Illustration: NASA

Denmark to name planet discovered by DTU researcher

Friday 14 Jun 19

Contact

Lars A. Buchhave
Professor
DTU Space
+4545 25 96 64

About exoplanet HAT-P-29b

Exoplanet HAT-P-29b is not a planet you can easily visit:


The climate is approximately 1,150°C hot, as it is very close to its host star. It consists of gases—mainly hydrogen and helium—so there is no solid surface. It has a diameter of approximately 155,200 kilometres and is thus just over 12 times larger than Earth. And one ‘year’—i.e. one round trip around its host star—is merely 5 days and 17 hours long. It is located some 1,050 light years away in the Perseus constellation.

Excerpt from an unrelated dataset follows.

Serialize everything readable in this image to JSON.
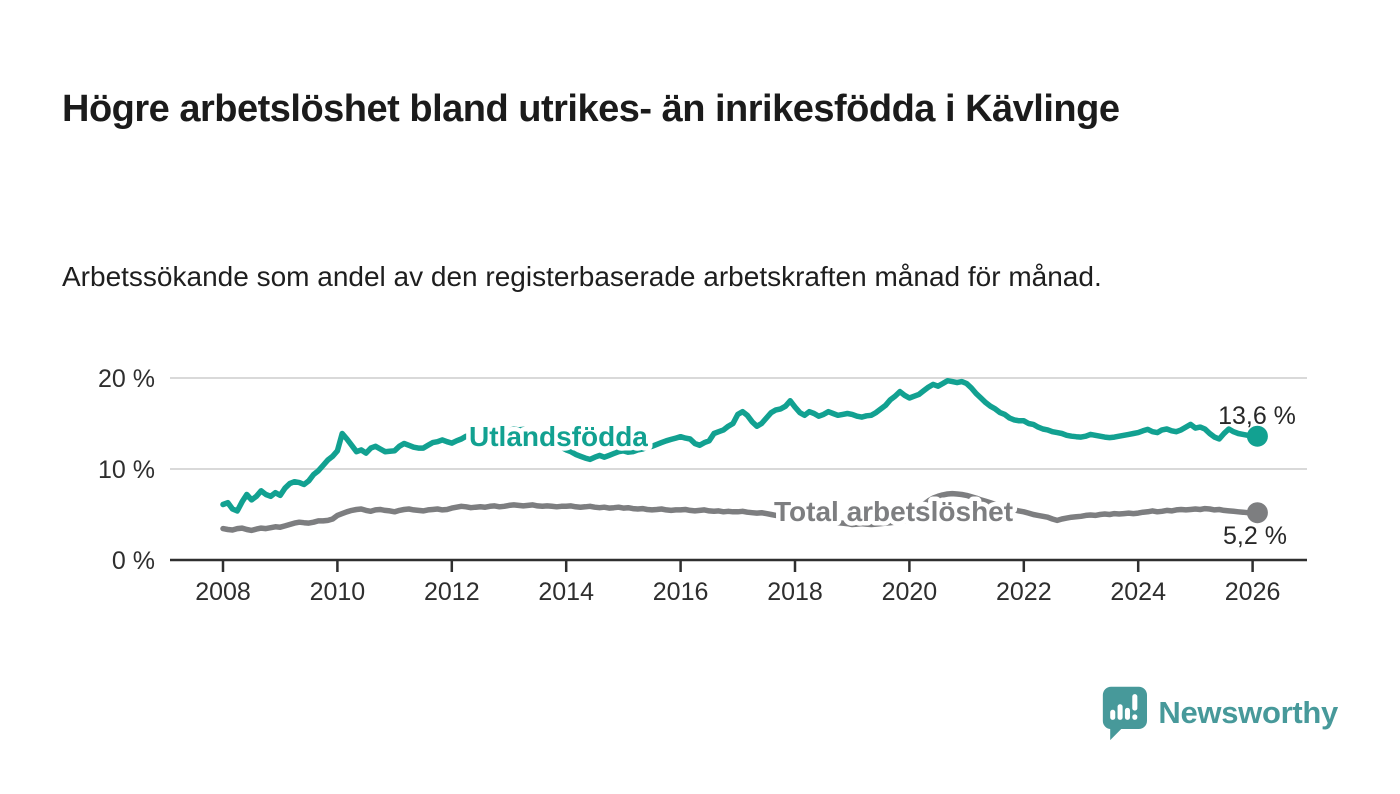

Its host star with the catalogue name GSC 3293-01539 or HAT-P-29 is a so-called F8 dwarf star. It is roughly 20 per cent larger and heavier than the Sun. The star is located near the Pegasus constellation. The position is RA 02h 12m 31.00 and Dec 51° 46` 44.00 in Perseus.

Citizens of Denmark are invited to make suggestions for the names of an exoplanet and star discovered in 2008 some 1,000 light years from Earth.

To mark the centenary year of the establishment of the International Astronomical Union (IAU), the organization has decided to let citizens from all over the world make suggestions for the official names of a number of exoplanets and their host stars.

The planet assigned to Denmark was discovered and scientifically described by Astrophysicist Lars Buchhave, Professor at DTU Space and head of the department’s exoplanet research group. It currently holds the not-so-easily pronounceable name of HAT-P-29b. The name of its host star is GSC 3293-01539 or HAT-P-29.

Now all Danes will get the opportunity to come up with better names for them.

“It’s a great idea to let the people come up with suggestions for names, which they can subsequently vote for. It helps increase public interest in space research and in science in general,” says Lars Buchhave.

“We hope that both primary schools and high schools, and, of course, also a lot of other space enthusiasts, will take up the challenge and make suggestions.”

Researchers from DTU Space helped discover a great number of exoplanets. 

An exoplanet is a planet orbiting a star other than the Sun. The research into exoplanets is relatively new in the field.

Up until a few years ago, they were extremely difficult to detect. Partly because they are very far away, and partly because they are relatively faint compared to their host stars.

The first exoplanet was discovered in 1995 and since then many more have been found. 

Exoplanet HAT-P-29b was observed for the first time in 2008 and described in 2011 in the Astrophysical Journal with Lars Buchhave as first author and Astronomer Johannes Andersen from the University of Copenhagen as co-author.

A committee with an insight into space research will select a number of candidates from the incoming suggestions for names.

It will then be up to the people of Denmark to choose the name from the selected candidates through a final vote. And by December, HAT-P-29b and its star should have been given more appealing names.